We need to return to proper A-Levels

Published by FREE MARKET CONSERVATIVES on

BY HARRY WILKINSON

The furore over the downgrading of predicted A Level grades has disguised a far more important issue. That is, what exactly are our students learning? The answer, according to the latest figures is increasingly Psychology, Sociology and Media Studies.

On Monday, I posted what I had thought, by Twitter standards, was a relatively innocuous tweet about this subject. It read ‘7,557 A level students took French. 19,517 took media studies. This is a crisis.’ I added that a further 62,544 had taken Psychology and another 36,789, Sociology. 

It has generated quite an extraordinary reaction. As I write, ‘Media Studies’ is trending on Twitter at number 2 for the entire United Kingdom. I certainly had not expected that. Despite all the predictable abuse, it has triggered a vital conversation.

Many reactions on social media focussed on the relative merits of French and Media Studies. It was heartening to read that many people had taken Media Studies and gone on to great success, but the point I was trying to make was not about those specific subjects; but the decline of a range of what you might call ‘traditional’ subjects, and the significant impact this is having on social mobility. 

Whether you like it or not, universities and employers do not value all subjects equally. At my comprehensive school, we had a special event in the school hall to help us choose our A Level subjects. Teachers sat at neatly laid out tables, each trying to persuade us to take their subject. Grand promises of exciting trips were used to entice us. Whatever this was, it was not good career advice. 

The attitude was: choose which subject you are most interested in, or even, choose which subject you will enjoy the most. Across the water at independent schools, this naivety is mercilessly exploited. Teaching Classics, for example, is an easy way for independent schools to guarantee places at elite universities.
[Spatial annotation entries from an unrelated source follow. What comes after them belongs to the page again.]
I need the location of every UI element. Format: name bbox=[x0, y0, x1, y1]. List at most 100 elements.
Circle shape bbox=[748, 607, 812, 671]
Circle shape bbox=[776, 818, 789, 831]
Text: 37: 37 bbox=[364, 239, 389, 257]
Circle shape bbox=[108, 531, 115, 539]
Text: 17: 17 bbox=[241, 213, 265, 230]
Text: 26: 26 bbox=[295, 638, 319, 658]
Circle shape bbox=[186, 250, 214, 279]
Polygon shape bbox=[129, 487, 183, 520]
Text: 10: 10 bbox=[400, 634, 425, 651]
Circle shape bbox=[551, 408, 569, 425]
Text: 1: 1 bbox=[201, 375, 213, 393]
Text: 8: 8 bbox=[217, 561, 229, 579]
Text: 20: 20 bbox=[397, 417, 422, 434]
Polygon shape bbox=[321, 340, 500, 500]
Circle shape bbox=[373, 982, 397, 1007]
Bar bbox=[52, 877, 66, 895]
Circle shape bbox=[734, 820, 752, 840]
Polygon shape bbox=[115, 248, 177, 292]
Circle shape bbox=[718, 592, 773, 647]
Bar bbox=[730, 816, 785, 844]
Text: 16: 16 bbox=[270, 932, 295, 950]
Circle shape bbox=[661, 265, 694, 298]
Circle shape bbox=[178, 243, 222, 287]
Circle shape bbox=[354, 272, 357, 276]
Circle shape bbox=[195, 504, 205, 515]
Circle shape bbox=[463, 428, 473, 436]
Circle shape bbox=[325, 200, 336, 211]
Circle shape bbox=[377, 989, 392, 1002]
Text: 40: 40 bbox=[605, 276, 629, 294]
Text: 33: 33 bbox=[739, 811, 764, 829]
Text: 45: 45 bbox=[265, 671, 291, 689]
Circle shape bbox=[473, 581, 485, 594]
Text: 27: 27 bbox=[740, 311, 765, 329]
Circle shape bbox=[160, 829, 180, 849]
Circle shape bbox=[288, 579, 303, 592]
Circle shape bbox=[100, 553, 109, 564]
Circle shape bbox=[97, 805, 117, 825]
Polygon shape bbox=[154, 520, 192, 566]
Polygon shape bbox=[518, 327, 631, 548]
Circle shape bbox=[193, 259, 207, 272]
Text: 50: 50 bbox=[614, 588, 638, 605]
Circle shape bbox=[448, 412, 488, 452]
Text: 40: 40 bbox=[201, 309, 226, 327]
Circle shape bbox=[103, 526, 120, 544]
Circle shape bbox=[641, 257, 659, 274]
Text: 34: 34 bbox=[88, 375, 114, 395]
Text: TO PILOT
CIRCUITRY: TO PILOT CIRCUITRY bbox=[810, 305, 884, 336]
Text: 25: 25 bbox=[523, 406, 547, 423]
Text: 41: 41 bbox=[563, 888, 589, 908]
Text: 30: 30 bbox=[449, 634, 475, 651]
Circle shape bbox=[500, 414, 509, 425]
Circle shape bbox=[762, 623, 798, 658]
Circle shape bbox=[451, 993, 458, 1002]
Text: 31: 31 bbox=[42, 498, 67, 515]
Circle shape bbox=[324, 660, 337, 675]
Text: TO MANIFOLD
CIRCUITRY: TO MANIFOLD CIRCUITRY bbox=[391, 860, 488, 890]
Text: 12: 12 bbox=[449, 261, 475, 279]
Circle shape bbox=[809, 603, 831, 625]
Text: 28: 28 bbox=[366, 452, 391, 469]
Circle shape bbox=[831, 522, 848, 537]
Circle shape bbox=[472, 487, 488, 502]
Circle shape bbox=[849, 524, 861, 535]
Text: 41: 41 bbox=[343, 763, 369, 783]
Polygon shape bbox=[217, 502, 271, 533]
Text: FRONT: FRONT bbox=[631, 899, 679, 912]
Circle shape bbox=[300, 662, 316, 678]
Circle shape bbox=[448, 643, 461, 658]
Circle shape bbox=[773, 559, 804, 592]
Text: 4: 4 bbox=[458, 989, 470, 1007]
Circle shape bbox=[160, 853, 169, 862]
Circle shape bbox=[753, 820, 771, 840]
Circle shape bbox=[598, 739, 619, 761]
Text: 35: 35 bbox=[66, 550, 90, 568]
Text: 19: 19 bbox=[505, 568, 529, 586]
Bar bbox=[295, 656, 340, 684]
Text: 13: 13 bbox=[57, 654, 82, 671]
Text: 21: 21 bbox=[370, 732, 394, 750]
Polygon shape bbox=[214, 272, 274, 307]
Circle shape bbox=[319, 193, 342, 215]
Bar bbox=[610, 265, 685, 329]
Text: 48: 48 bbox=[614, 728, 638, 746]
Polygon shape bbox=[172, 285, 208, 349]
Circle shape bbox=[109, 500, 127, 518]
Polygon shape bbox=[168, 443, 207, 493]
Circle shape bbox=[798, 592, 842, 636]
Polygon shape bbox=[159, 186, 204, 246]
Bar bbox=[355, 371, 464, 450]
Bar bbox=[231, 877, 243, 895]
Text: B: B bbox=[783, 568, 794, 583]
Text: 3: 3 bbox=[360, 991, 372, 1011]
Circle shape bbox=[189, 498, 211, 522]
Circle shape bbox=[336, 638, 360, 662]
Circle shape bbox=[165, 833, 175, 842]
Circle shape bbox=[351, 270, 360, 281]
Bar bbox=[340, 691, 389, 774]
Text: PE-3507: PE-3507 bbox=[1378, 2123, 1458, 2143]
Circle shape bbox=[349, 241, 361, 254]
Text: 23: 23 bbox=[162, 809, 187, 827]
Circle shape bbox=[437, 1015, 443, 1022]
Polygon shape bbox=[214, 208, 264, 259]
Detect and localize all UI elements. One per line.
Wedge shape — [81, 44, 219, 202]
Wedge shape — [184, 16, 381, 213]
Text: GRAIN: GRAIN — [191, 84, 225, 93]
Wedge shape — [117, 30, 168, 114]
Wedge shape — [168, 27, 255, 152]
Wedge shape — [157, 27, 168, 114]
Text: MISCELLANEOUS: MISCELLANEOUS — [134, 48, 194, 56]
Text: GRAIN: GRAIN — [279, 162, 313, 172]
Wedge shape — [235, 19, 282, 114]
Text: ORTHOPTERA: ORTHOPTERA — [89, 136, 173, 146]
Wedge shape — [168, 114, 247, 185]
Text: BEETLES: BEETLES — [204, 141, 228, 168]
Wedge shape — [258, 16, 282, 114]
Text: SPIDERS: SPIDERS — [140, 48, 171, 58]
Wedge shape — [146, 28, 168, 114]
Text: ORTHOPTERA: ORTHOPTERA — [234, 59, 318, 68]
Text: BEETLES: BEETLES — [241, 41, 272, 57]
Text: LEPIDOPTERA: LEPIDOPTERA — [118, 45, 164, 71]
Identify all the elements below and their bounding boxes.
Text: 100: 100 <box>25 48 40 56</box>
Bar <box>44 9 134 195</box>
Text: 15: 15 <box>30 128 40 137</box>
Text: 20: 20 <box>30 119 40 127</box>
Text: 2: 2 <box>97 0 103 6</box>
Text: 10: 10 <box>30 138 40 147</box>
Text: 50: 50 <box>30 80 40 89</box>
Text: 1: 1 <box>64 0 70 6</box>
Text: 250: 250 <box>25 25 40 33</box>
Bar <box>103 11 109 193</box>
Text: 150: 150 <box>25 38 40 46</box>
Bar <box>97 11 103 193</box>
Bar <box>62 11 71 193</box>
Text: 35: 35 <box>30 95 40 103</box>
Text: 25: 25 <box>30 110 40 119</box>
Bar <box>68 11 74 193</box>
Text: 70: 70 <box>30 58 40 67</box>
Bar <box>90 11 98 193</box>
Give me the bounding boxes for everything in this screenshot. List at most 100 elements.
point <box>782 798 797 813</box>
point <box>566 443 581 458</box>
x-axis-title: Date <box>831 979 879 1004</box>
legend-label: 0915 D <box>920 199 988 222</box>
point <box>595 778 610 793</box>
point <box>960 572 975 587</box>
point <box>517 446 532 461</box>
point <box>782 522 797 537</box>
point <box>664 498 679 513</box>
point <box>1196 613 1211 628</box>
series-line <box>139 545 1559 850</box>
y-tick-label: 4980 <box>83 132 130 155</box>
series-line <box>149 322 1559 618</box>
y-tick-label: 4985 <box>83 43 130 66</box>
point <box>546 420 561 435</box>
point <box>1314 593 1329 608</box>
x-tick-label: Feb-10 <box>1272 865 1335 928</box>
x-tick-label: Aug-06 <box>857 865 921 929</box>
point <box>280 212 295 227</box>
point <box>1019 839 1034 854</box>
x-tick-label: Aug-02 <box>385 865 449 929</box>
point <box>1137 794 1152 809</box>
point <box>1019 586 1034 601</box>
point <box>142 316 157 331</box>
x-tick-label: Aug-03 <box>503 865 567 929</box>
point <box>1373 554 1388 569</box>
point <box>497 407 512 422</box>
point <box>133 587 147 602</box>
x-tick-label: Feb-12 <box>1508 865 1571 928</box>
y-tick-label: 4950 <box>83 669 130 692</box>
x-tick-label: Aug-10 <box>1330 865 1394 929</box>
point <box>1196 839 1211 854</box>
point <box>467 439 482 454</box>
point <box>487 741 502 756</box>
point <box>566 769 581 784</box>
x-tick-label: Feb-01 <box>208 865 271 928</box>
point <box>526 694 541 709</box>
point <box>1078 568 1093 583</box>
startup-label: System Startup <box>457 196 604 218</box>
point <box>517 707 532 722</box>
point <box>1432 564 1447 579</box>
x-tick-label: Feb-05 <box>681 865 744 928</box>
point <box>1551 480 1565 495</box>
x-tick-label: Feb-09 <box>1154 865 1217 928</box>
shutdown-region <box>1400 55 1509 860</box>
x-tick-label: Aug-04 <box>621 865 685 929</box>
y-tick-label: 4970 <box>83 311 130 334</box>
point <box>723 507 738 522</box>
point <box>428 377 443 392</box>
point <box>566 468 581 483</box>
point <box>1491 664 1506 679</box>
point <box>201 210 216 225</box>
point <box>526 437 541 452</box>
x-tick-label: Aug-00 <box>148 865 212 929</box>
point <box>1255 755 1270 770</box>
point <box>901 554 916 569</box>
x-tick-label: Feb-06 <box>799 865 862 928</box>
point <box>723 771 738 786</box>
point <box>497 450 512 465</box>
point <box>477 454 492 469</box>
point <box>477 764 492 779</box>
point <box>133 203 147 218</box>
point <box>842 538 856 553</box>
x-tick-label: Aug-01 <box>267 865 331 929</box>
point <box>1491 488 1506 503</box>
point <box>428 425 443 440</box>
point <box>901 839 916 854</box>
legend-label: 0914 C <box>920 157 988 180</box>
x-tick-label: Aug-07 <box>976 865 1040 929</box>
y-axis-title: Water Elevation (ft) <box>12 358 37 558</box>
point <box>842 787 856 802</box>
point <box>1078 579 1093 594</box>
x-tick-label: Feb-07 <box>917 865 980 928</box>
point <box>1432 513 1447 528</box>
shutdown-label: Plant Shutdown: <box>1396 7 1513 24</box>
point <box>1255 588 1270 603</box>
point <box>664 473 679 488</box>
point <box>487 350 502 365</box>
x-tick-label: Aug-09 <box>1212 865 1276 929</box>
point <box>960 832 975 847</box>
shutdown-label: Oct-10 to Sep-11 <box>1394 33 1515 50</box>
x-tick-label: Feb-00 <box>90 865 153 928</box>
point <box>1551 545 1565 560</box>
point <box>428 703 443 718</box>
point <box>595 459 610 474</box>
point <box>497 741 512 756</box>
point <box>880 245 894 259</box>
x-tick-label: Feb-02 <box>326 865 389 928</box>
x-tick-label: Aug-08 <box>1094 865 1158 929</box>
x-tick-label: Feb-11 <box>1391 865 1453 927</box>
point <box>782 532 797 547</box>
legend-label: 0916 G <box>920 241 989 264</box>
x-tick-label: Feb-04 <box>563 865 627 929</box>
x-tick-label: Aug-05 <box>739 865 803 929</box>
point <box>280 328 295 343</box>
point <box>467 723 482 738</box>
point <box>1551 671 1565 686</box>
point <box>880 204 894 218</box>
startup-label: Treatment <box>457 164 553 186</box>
Aspiring applicants for more popular courses are given clear advice about the sort of subjects they should be studying. 

Now you may well criticise this as a mercenary attitude to education, and there is a degree of truth to that. But no child should have their life chances compromised because a school refuses to face up to the real world. The class system in this country can be so blatant, and this is yet another depressingly avoidable way in which it is perpetuated. 

Clearly, some teachers are also using particular subjects as a platform to promote their own political beliefs. I’ve lost count of the number of replies to my Tweet that are simply variations of: ‘studying Media Studies has given me the critical thinking skills to see through the lies of the evil right-wing press and the evil right-wing think tanks.’ How remarkable that all this independent, critical thinking is leading everyone to say exactly the same thing. 

Somehow, this bizarre ‘debate’ has revealed how much supposedly internationalist, remainery, socialist types don’t like French. ‘A dead language’, ‘irrelevant’, they say. When it came to choosing between defending an education system that is letting down our poorest children, or promoting the horizon-expanding, culturally enriching benefits of learning a language, they went for the former in their droves. 

Well, time is up. The grades fiasco should be the least of Gavin Williamson’s concerns. Whereas once students were rebellious, rule-breaking questioners of established orthodoxy, now they are the conformist enforcers of elitist notions like ‘everything is racist’ and ‘the climate is collapsing’. We need rigour in the state education system, we need genuine intellectual diversity, we need teachers who want to actually teach and not quiver in their homes out of fear of coronavirus. If Williamson won’t confront these issues, he has got to go.